Three nuns—in Chicago, Paris, and Jerusalem—have been killed in a religious ritual. The choice of victims and the macabre details of their deaths indicate that someone is following a recipe provided on an ancient text—a recipe to unleash the forces of hell on earth. The final sacrifice must occur on the Winter Solstice.
Samuel Roberts, a small-town attorney in Urbana, Illinois, knows a bit about the supernatural, having triumphed at least once over the forces of evil. Thanks to a friend who is aware of Sam’s little known previous efforts on behalf of mankind, Sam is hired by a big Chicago law firm to take on a sensitive case. His mission? Nothing less than halting the impending apocalypse.
Sam and his good buddy Bob travel first to Jerusalem then Paris in a desperate race to save mankind. Ruler of Demons is the sequel to Cocaine Zombies, which won a Bronze medal in the 2012 IPPY Awards.
Review: Ruler of Demons is a little hard to peg into one category. It’s part thrill-ride, part mystery, part buddy comedy and even a bit noir. While there are many references to the first book in the series, Cocaine Zombies, I wasn’t lost by not having read it. In fact, there was just enough past information to make me curious and want to go back and catch up.
The author’s descriptive text was outstanding. I loved when Sam was in Jerusalem or Paris, and even in Mr. Smart’s office or a taxi cab going to the hotel. Detail can often be overdone but Lerner seemed to find that just-right spot between too sparse and TMI (too much information). I was particularly intrigued by the bee chair – a chair upholstered in blue fabric that was embroidered with bees. (Looking this up, I found that the fabric is Napoleonic Bee fabric, the bee being the symbol of Napoleon, and is absolutely gorgeous. Silks and velvets abound in a variety of a colors with little golden bees woven into the fabric. I want something upholstered with this fabric.)
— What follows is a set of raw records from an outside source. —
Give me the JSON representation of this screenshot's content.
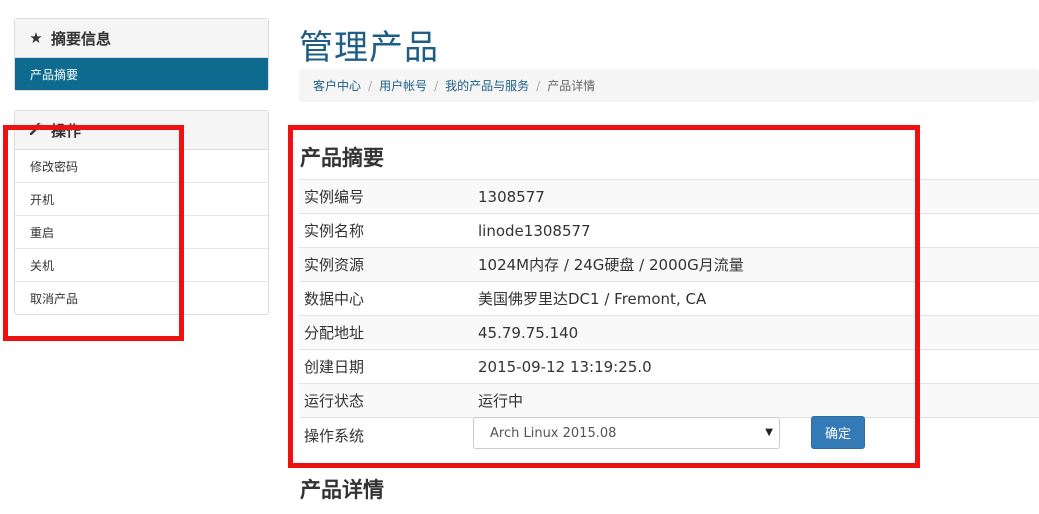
{
  "sidebar": {
    "summary_panel": {
      "icon": "star-icon",
      "title": "摘要信息",
      "active_item": "产品摘要"
    },
    "actions_panel": {
      "icon": "wrench-icon",
      "title": "操作",
      "items": [
        {
          "label": "修改密码"
        },
        {
          "label": "开机"
        },
        {
          "label": "重启"
        },
        {
          "label": "关机"
        },
        {
          "label": "取消产品"
        }
      ]
    }
  },
  "main": {
    "page_title": "管理产品",
    "breadcrumb": {
      "links": [
        "客户中心",
        "用户帐号",
        "我的产品与服务"
      ],
      "separator": "/",
      "current": "产品详情"
    },
    "summary": {
      "title": "产品摘要",
      "rows": [
        {
          "label": "实例编号",
          "value": "1308577"
        },
        {
          "label": "实例名称",
          "value": "linode1308577"
        },
        {
          "label": "实例资源",
          "value": "1024M内存 / 24G硬盘 / 2000G月流量"
        },
        {
          "label": "数据中心",
          "value": "美国佛罗里达DC1 / Fremont, CA"
        },
        {
          "label": "分配地址",
          "value": "45.79.75.140"
        },
        {
          "label": "创建日期",
          "value": "2015-09-12 13:19:25.0"
        },
        {
          "label": "运行状态",
          "value": "运行中"
        }
      ],
      "os_label": "操作系统",
      "os_selected": "Arch Linux 2015.08",
      "confirm_label": "确定"
    },
    "details_title": "产品详情"
  },
  "colors": {
    "accent": "#0e6a8f",
    "title": "#1e5e86",
    "button": "#337ab7",
    "highlight": "#ee1111"
  }
}
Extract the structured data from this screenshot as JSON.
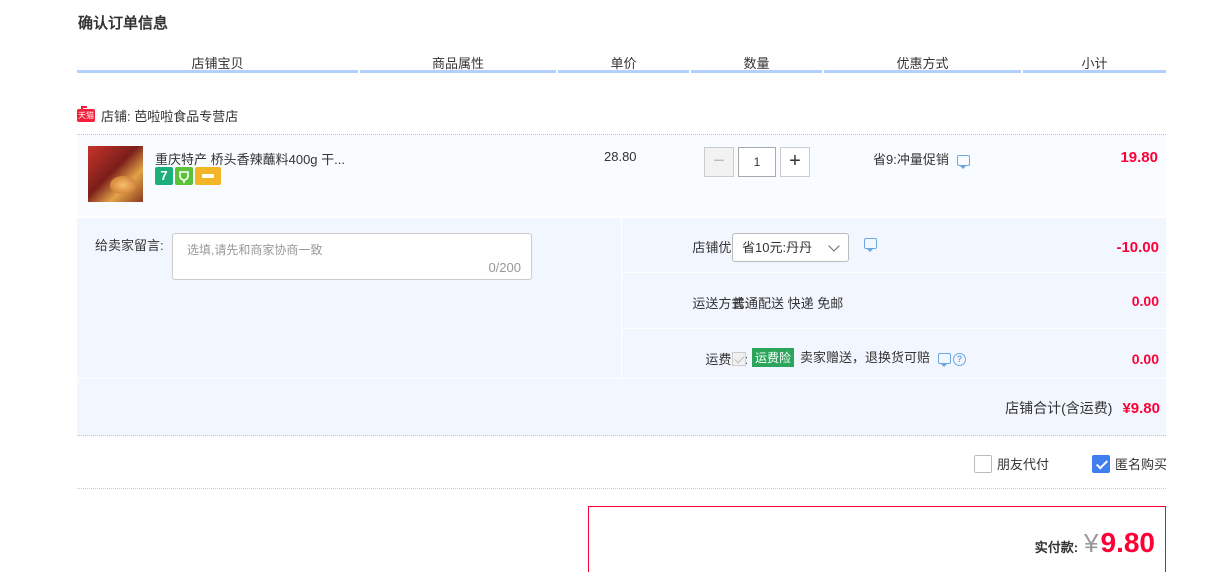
{
  "page_title": "确认订单信息",
  "columns": [
    "店铺宝贝",
    "商品属性",
    "单价",
    "数量",
    "优惠方式",
    "小计"
  ],
  "shop": {
    "badge": "天猫",
    "label": "店铺: 芭啦啦食品专营店"
  },
  "item": {
    "title": "重庆特产 桥头香辣蘸料400g 干...",
    "icons": [
      "seven-day-return-icon",
      "assurance-icon",
      "credit-card-icon"
    ],
    "icon_seven_text": "7",
    "unit_price": "28.80",
    "quantity": "1",
    "minus": "−",
    "plus": "+",
    "promotion": "省9:冲量促销",
    "subtotal": "19.80"
  },
  "message": {
    "label": "给卖家留言:",
    "placeholder": "选填,请先和商家协商一致",
    "counter": "0/200"
  },
  "shop_coupon": {
    "label": "店铺优惠:",
    "selected": "省10元:丹丹",
    "amount": "-10.00"
  },
  "shipping": {
    "label": "运送方式:",
    "value": "普通配送 快递 免邮",
    "amount": "0.00"
  },
  "insurance": {
    "label": "运费险:",
    "tag": "运费险",
    "text": "卖家赠送，退换货可赔",
    "help": "?",
    "amount": "0.00"
  },
  "shop_total": {
    "label": "店铺合计(含运费)",
    "amount": "¥9.80"
  },
  "options": {
    "friend_pay": {
      "label": "朋友代付",
      "checked": false
    },
    "anonymous": {
      "label": "匿名购买",
      "checked": true
    }
  },
  "payment": {
    "label": "实付款:",
    "currency": "¥",
    "amount": "9.80"
  },
  "colors": {
    "accent_red": "#ff0036",
    "header_rule": "#b2d1ff",
    "panel_bg": "#f2f7ff",
    "checkbox_blue": "#3f7ff0"
  }
}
The characters all seemed more or less like someone you would meet in everyday life (except for that one…). Sam is sensible (as I suppose any respectable lawyer should be) but has a good sense of sarcasm to carry him through, especially when times get tough. Bob had a great sense of humor and self-awareness, and Susan was just downright practical. I mean, her boyfriend finds a severed tongue so she brings donuts for the police. I hope to see a lot more of her in the next book.
The only thing that nagged at me was the dialogue. I really don’t understand authors that use proper English in contemporary speech. For me, reading “he is” or “I have” is just not natural. It stops the story dead in its tracks when I have to think about what the character is saying. It’s even worse when writing styles are mixed – “Why don’t you come in and I will show it to you?”
But the story is intriguing and hooked me from the moment Kari O’Neill showed up in her 1970’s pantsuit.